Так что эти две страницы — образец того, как нельзя писать художественный текст, как этика восстает против нарушения законов эстетики, а эстетика — против пренебрежения этикой. И из подводной части айсберга, каким является каждый человек и каждый текст, начинает явственно проступать одна только личная уязвленность, погребая под собой все другие качества человека и все другие стороны текста. Наверняка не это являлось художественной сверхзадачей повести.
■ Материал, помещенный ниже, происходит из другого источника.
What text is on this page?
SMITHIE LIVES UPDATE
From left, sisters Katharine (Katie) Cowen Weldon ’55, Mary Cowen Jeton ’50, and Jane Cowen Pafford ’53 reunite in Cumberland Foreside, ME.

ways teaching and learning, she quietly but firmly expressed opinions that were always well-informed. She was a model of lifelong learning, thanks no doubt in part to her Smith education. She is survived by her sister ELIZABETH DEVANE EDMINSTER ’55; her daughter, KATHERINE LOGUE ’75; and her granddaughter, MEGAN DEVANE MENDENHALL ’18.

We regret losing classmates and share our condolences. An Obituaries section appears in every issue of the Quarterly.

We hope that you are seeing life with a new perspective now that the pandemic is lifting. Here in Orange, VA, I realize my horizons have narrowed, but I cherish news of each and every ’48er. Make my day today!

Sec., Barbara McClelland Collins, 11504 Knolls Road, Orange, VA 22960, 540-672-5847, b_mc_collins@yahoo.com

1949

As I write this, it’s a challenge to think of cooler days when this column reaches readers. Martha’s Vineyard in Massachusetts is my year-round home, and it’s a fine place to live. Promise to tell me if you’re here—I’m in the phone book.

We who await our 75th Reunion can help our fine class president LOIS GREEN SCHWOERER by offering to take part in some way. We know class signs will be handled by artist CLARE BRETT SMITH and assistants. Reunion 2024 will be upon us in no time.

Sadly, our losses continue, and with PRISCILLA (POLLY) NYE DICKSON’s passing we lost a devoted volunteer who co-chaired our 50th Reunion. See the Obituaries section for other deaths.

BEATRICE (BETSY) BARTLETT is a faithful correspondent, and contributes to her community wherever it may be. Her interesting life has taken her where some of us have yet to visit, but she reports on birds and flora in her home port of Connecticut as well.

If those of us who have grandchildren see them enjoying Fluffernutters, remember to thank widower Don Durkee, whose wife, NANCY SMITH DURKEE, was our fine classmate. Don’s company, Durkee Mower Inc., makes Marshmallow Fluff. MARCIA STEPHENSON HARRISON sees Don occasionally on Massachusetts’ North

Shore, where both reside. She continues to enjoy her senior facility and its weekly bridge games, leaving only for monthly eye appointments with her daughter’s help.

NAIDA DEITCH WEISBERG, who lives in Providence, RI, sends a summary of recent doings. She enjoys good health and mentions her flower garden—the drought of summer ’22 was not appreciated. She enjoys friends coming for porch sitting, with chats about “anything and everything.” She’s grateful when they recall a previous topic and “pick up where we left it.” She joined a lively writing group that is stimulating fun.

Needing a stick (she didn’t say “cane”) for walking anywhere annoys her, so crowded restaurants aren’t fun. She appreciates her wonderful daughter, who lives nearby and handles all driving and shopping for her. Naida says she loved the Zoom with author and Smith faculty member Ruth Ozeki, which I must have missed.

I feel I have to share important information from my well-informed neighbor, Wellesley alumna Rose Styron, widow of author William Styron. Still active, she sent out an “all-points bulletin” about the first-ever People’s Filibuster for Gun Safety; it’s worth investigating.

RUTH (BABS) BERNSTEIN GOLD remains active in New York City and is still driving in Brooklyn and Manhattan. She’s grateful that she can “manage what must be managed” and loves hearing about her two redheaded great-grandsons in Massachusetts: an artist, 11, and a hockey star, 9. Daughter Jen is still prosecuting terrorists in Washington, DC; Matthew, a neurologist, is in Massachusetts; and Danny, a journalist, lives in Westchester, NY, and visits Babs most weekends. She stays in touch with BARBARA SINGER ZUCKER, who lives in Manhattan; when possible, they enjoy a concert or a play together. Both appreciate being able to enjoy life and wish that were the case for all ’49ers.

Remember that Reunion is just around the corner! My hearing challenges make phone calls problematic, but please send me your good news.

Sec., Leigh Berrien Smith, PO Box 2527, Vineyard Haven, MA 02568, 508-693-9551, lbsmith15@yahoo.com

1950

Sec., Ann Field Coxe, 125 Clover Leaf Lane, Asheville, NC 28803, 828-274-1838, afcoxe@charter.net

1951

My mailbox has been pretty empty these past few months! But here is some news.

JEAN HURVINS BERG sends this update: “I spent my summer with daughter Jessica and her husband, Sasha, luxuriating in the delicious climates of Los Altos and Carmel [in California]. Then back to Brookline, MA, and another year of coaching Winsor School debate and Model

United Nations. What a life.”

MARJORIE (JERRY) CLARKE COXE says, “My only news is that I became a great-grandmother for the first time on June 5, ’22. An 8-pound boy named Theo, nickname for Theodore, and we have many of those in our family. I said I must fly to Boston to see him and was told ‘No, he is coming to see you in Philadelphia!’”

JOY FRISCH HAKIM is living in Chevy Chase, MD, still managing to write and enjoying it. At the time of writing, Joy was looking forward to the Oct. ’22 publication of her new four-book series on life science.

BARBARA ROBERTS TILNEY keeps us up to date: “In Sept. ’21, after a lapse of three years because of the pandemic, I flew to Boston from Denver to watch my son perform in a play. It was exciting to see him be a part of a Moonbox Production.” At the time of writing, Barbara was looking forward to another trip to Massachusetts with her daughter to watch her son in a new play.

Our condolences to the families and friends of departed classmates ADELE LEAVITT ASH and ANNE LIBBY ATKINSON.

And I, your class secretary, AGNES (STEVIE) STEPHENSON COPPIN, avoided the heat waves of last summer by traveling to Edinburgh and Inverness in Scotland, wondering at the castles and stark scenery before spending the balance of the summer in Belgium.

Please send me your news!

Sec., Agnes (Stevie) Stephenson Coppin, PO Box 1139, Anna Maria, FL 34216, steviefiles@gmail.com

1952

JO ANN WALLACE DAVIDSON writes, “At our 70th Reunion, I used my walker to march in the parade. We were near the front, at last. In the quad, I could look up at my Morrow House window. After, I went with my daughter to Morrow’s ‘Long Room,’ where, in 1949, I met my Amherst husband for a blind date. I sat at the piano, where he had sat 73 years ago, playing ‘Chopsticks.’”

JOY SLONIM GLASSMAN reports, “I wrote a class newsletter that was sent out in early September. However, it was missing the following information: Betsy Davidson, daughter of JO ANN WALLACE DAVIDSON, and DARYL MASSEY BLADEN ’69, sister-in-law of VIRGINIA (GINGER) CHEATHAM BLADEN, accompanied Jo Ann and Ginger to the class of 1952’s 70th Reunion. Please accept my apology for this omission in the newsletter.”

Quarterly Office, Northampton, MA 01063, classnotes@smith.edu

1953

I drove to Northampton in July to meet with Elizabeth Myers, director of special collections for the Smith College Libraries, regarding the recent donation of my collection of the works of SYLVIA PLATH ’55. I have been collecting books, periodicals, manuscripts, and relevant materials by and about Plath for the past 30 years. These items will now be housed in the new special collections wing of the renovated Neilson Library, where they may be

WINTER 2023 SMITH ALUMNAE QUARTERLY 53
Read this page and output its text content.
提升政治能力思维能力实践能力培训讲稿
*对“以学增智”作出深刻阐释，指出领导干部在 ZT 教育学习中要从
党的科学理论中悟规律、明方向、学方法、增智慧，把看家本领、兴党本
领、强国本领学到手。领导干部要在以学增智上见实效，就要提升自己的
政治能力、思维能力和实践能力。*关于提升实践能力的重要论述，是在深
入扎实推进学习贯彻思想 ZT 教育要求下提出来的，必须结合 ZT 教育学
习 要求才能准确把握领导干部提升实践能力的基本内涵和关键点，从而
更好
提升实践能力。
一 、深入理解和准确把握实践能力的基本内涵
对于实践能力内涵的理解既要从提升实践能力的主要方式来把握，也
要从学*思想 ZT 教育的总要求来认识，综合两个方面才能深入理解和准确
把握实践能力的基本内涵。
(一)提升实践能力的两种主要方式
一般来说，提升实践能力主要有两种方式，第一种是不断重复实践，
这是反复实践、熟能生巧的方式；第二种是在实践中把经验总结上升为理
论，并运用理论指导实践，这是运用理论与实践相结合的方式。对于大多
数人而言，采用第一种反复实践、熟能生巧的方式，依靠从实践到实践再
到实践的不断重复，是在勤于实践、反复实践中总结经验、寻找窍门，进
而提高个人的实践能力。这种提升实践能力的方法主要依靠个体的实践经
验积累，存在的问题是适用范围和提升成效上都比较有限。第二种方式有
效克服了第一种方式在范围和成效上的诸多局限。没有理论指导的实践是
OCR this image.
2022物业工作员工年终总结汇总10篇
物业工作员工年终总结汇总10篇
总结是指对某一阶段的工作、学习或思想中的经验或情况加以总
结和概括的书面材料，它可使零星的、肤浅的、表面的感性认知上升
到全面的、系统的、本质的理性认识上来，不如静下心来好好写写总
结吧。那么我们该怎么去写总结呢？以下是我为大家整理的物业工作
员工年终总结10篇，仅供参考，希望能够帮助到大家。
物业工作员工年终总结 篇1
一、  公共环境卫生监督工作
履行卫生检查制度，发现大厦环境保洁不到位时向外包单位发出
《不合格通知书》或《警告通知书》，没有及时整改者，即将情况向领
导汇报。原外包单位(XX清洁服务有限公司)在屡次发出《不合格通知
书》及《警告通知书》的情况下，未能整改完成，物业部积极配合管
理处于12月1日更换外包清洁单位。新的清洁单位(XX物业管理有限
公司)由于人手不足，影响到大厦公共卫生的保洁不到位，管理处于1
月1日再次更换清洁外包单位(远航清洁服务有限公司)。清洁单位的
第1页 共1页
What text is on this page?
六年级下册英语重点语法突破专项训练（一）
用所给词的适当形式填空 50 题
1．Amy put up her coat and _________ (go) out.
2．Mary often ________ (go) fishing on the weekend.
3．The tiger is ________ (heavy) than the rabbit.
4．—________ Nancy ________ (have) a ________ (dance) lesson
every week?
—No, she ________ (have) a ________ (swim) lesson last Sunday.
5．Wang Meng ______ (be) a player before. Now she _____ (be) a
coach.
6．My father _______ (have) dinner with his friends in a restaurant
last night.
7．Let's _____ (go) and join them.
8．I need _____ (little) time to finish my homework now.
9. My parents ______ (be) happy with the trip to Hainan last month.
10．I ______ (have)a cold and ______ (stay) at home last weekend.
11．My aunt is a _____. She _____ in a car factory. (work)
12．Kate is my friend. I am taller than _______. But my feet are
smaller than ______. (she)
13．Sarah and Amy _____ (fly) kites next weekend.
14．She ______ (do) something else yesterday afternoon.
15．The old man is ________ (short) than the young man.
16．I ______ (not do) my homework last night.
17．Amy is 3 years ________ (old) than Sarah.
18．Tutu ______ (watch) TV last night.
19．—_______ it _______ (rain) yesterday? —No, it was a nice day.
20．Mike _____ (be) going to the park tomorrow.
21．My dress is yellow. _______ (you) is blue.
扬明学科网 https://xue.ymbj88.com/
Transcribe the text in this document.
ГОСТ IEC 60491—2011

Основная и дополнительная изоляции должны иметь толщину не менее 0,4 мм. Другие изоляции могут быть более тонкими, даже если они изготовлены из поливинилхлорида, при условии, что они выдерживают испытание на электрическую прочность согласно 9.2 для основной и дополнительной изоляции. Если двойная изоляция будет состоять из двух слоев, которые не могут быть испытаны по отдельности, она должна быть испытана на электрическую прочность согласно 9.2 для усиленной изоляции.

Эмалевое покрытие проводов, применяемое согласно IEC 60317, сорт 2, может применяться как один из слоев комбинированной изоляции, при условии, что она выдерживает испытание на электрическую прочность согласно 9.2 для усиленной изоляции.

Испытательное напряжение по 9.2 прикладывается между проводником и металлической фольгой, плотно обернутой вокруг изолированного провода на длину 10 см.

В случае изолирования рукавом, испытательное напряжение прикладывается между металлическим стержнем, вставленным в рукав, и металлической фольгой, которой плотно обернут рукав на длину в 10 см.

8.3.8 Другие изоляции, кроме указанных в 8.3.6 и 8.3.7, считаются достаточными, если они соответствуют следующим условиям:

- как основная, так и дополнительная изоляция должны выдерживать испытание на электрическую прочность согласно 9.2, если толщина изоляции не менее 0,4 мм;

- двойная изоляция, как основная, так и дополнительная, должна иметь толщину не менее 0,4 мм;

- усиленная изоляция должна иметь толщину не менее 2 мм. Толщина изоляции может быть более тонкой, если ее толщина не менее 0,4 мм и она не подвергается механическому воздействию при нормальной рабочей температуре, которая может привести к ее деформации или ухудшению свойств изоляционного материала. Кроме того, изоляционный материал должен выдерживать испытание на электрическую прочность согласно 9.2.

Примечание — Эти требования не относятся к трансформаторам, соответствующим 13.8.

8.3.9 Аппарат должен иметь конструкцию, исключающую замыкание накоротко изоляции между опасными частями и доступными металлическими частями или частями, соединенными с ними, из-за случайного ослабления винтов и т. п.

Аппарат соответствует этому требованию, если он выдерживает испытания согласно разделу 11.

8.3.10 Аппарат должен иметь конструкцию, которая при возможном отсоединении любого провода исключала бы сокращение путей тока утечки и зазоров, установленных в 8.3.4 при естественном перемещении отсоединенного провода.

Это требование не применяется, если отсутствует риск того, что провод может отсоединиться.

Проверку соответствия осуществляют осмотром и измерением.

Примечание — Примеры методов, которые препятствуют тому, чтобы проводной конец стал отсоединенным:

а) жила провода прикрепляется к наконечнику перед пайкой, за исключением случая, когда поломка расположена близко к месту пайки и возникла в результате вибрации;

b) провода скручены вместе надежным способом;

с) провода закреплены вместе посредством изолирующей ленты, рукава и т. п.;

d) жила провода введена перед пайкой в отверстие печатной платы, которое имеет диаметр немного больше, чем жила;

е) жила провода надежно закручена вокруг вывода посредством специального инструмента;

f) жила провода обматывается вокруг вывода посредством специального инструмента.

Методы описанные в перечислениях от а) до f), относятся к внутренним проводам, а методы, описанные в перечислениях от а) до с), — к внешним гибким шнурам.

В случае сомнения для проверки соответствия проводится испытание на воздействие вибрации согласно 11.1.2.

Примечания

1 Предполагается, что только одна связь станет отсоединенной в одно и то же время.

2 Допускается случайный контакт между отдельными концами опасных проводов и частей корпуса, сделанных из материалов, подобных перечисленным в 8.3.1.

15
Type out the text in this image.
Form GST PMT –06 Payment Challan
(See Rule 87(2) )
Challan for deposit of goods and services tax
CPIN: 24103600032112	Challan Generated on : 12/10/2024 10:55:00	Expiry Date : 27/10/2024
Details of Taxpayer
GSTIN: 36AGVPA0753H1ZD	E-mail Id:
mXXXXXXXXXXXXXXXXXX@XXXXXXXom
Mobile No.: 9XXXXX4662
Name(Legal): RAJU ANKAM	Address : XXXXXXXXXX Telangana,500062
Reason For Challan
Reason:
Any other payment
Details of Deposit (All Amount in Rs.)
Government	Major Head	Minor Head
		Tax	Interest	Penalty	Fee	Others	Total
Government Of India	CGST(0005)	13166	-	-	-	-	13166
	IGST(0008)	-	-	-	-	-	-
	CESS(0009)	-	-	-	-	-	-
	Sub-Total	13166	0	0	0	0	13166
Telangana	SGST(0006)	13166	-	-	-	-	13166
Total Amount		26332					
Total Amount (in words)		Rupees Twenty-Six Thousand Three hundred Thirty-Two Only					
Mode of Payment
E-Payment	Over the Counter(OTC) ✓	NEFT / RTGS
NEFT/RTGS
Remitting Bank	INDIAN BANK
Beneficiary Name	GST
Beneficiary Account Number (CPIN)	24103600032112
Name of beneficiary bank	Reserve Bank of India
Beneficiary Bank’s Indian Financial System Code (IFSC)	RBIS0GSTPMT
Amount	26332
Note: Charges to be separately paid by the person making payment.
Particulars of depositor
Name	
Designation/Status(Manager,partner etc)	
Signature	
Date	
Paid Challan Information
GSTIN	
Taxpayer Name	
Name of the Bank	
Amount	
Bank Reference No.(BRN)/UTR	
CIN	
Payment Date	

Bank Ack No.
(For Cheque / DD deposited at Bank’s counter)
Писать о людях живых или недавно умерших, претендуя на достоверность облика, — огромный этический, а потому и художественный риск не смочь подняться над суетностью собственного раздражения, над задетым самолюбием или — наоборот — нерассуждающей апологетикой, риск не найти правильной точки зрения, что структурирует текст именно как художественное произведение. Так что «выпады» Шалюгина против реальных людей, которых в жизни он совсем не обязан любить, в тексте, которому придан статус прозы, — это на самом деле художественный прокол, прокол языка, и никому автор этим проколом не навредил больше, чем самому себе. Но и претензии к повести, спровоцировавшие самый прецедент появления этой рецензии, были, к сожалению, выдержаны в той же жанровой и этической парадигме бытового скандала.

Вот я и думаю — не слишком ли много суетного быта в нашем чеховедческом бытии?

Примечания

1. Первая публикация: Гитович И. Быт или не быт? // Чеховский вестник. 2001. № 9. С. 31—40.